昨日はビットコインが底打ち下ように見られ、そしてドルの長期金利も低下傾向を示したので、それが市場のリスク許容度の回復を促した。米国株は大きく反発し、リスクに敏感とされるクロス円も高い。ポンド円は154円台、ユーロ円は133円台になっており、これらは今年の最高値水準である。
一方でドル相場は軟化が続いた。それは短期金利を含め、ドル金利が低下したからでもある。ドル安が進行して、ほとんど戻る局面はなかった。ユーロドルなどは1.22台なのだから絶対レベルから見てもドル安だなと思えるのだが、ドル円だけはレンジ内に収まってしまっている。
108円台と109円台を中心にして107円台から110円台がコアレンジだという動きから脱しきれないでいる。
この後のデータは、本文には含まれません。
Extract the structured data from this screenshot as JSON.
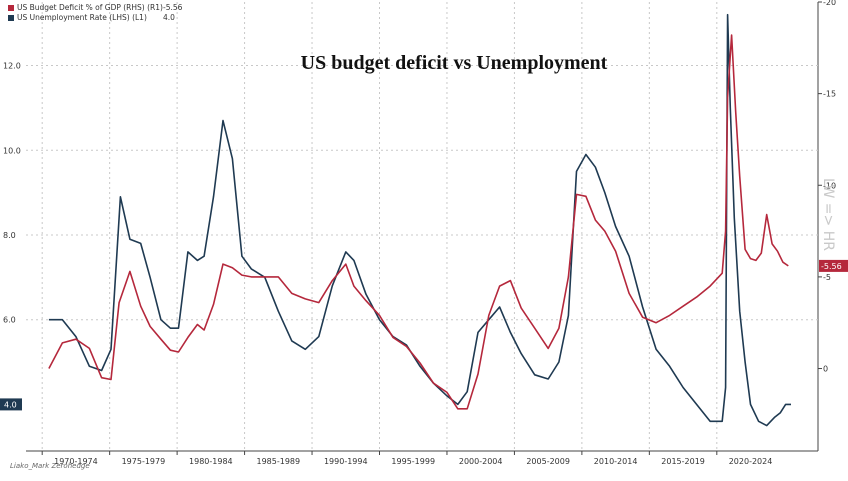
{
  "title": "US budget deficit vs Unemployment",
  "credit": "Liako_Mark Zerohedge",
  "legend": [
    {
      "name": "US Budget Deficit % of GDP (RHS) (R1)",
      "value": "-5.56",
      "color": "#b5283c"
    },
    {
      "name": "US Unemployment Rate (LHS) (L1)",
      "value": "4.0",
      "color": "#1f3a52"
    }
  ],
  "rhs_note": "LW => HR",
  "chart_data": {
    "type": "line",
    "title": "US budget deficit vs Unemployment",
    "x_ticks": [
      "1970-1974",
      "1975-1979",
      "1980-1984",
      "1985-1989",
      "1990-1994",
      "1995-1999",
      "2000-2004",
      "2005-2009",
      "2010-2014",
      "2015-2019",
      "2020-2024"
    ],
    "left_axis": {
      "ticks": [
        "12.0",
        "10.0",
        "8.0",
        "6.0"
      ],
      "ylim": [
        2.9,
        13.5
      ],
      "last_value_label": "4.0"
    },
    "right_axis": {
      "ticks": [
        "20",
        "15",
        "10",
        "5",
        "0"
      ],
      "ylim": [
        -4.5,
        20
      ],
      "inverted": true,
      "last_value_label": "5.56"
    },
    "grid": true,
    "legend_position": "top-left",
    "series": [
      {
        "name": "US Unemployment Rate (LHS)",
        "axis": "left",
        "color": "#1f3a52",
        "x": [
          1970.0,
          1971.0,
          1972.0,
          1973.0,
          1973.9,
          1974.6,
          1975.3,
          1976.0,
          1976.8,
          1977.5,
          1978.3,
          1979.0,
          1979.6,
          1980.3,
          1981.0,
          1981.5,
          1982.2,
          1982.9,
          1983.6,
          1984.3,
          1985.0,
          1986.0,
          1987.0,
          1988.0,
          1989.0,
          1990.0,
          1991.0,
          1992.0,
          1992.6,
          1993.5,
          1994.5,
          1995.5,
          1996.5,
          1997.5,
          1998.5,
          1999.5,
          2000.3,
          2001.0,
          2001.8,
          2002.6,
          2003.4,
          2004.2,
          2005.0,
          2006.0,
          2007.0,
          2007.8,
          2008.5,
          2009.1,
          2009.8,
          2010.5,
          2011.2,
          2012.0,
          2013.0,
          2014.0,
          2015.0,
          2016.0,
          2017.0,
          2018.0,
          2019.0,
          2019.9,
          2020.15,
          2020.3,
          2020.5,
          2020.8,
          2021.2,
          2021.6,
          2022.0,
          2022.6,
          2023.2,
          2023.8,
          2024.2,
          2024.6,
          2025.0
        ],
        "values": [
          6.0,
          6.0,
          5.6,
          4.9,
          4.8,
          5.3,
          8.9,
          7.9,
          7.8,
          7.0,
          6.0,
          5.8,
          5.8,
          7.6,
          7.4,
          7.5,
          8.9,
          10.7,
          9.8,
          7.5,
          7.2,
          7.0,
          6.2,
          5.5,
          5.3,
          5.6,
          6.8,
          7.6,
          7.4,
          6.6,
          6.0,
          5.6,
          5.4,
          4.9,
          4.5,
          4.2,
          4.0,
          4.3,
          5.7,
          6.0,
          6.3,
          5.7,
          5.2,
          4.7,
          4.6,
          5.0,
          6.1,
          9.5,
          9.9,
          9.6,
          9.0,
          8.2,
          7.5,
          6.3,
          5.3,
          4.9,
          4.4,
          4.0,
          3.6,
          3.6,
          4.4,
          13.2,
          11.0,
          8.4,
          6.2,
          5.0,
          4.0,
          3.6,
          3.5,
          3.7,
          3.8,
          4.0,
          4.0
        ]
      },
      {
        "name": "US Budget Deficit % of GDP (RHS)",
        "axis": "right",
        "color": "#b5283c",
        "x": [
          1970.0,
          1971.0,
          1972.0,
          1973.0,
          1973.9,
          1974.6,
          1975.2,
          1976.0,
          1976.8,
          1977.5,
          1978.3,
          1979.0,
          1979.6,
          1980.3,
          1981.0,
          1981.5,
          1982.2,
          1982.9,
          1983.6,
          1984.3,
          1985.0,
          1986.0,
          1987.0,
          1988.0,
          1989.0,
          1990.0,
          1991.0,
          1992.0,
          1992.6,
          1993.5,
          1994.5,
          1995.5,
          1996.5,
          1997.5,
          1998.5,
          1999.5,
          2000.3,
          2001.0,
          2001.8,
          2002.6,
          2003.4,
          2004.2,
          2005.0,
          2006.0,
          2007.0,
          2007.8,
          2008.5,
          2009.1,
          2009.8,
          2010.5,
          2011.2,
          2012.0,
          2013.0,
          2014.0,
          2015.0,
          2016.0,
          2017.0,
          2018.0,
          2019.0,
          2019.9,
          2020.15,
          2020.3,
          2020.6,
          2020.9,
          2021.2,
          2021.6,
          2022.0,
          2022.4,
          2022.8,
          2023.2,
          2023.6,
          2024.0,
          2024.4,
          2024.8
        ],
        "values": [
          0.0,
          1.4,
          1.6,
          1.1,
          -0.5,
          -0.6,
          3.6,
          5.3,
          3.4,
          2.3,
          1.6,
          1.0,
          0.9,
          1.7,
          2.4,
          2.1,
          3.5,
          5.7,
          5.5,
          5.1,
          5.0,
          5.0,
          5.0,
          4.1,
          3.8,
          3.6,
          4.8,
          5.7,
          4.5,
          3.7,
          2.9,
          1.7,
          1.2,
          0.3,
          -0.8,
          -1.3,
          -2.2,
          -2.2,
          -0.3,
          2.9,
          4.5,
          4.8,
          3.3,
          2.2,
          1.1,
          2.2,
          5.0,
          9.5,
          9.4,
          8.1,
          7.5,
          6.4,
          4.1,
          2.8,
          2.5,
          2.9,
          3.4,
          3.9,
          4.5,
          5.2,
          7.5,
          14.8,
          18.2,
          14.0,
          10.5,
          6.5,
          6.0,
          5.9,
          6.3,
          8.4,
          6.8,
          6.4,
          5.8,
          5.6
        ]
      }
    ]
  }
}
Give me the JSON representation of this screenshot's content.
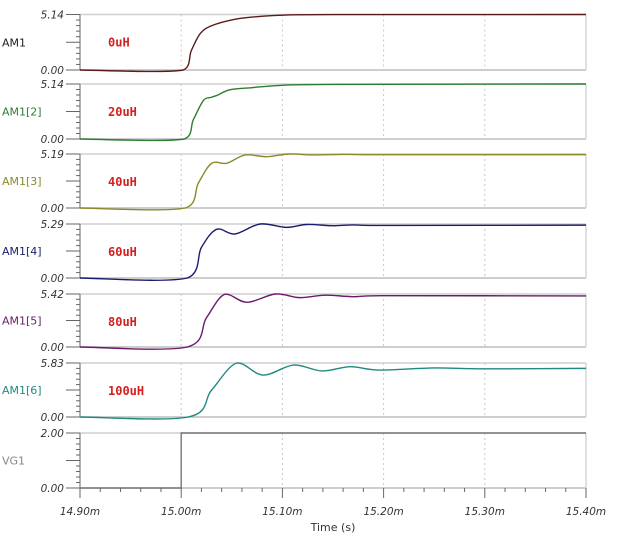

ドル円だけは手を出しにくく、どちらかというとドルを触るならばユーロドル、円を扱うならばユーロ円のほうが動きが納得しやすい。
ところでワクチン接種のペースが日本でも速まりそうだとされている。しかし依然として接種率は低い。このままだとあと2ヶ月となったオリンピックの開催までには間に合わなさそうである。マーケットでワクチンバブルが起こったのは昨年11月の大統領選の開票中のことであった。
それから日本政府は何をやって時間を過ごしていたのか。現状の感染者数のままでオリンピックを開催してしまうと強行開催だとのそしりを免れず、これだったら去年やったほうがよかったのではないかとの疑念が残る。しかしオリンピック中止の議論は湧き上がってこない。それを口に出すと非国民だとみなされるような風潮である。
したがって誰も猫の首に鈴をつけにいく人がいない。IOCもWHOも日本政府も、誰かが言い出してくれたらなといった感じで時間を無駄にしているように見える。6月に都議選の告示があるが、それに向けて小池知事あたりが「英断」としょうして返上を言い出すのだろうか。そうなると戦後の政治史に名を残すのは確実であり、虚栄心の高い人にとっては実に魅力的に映る。とくに人気に陰りのある状況ではレガシーを作りに行く可能性が高いものだ。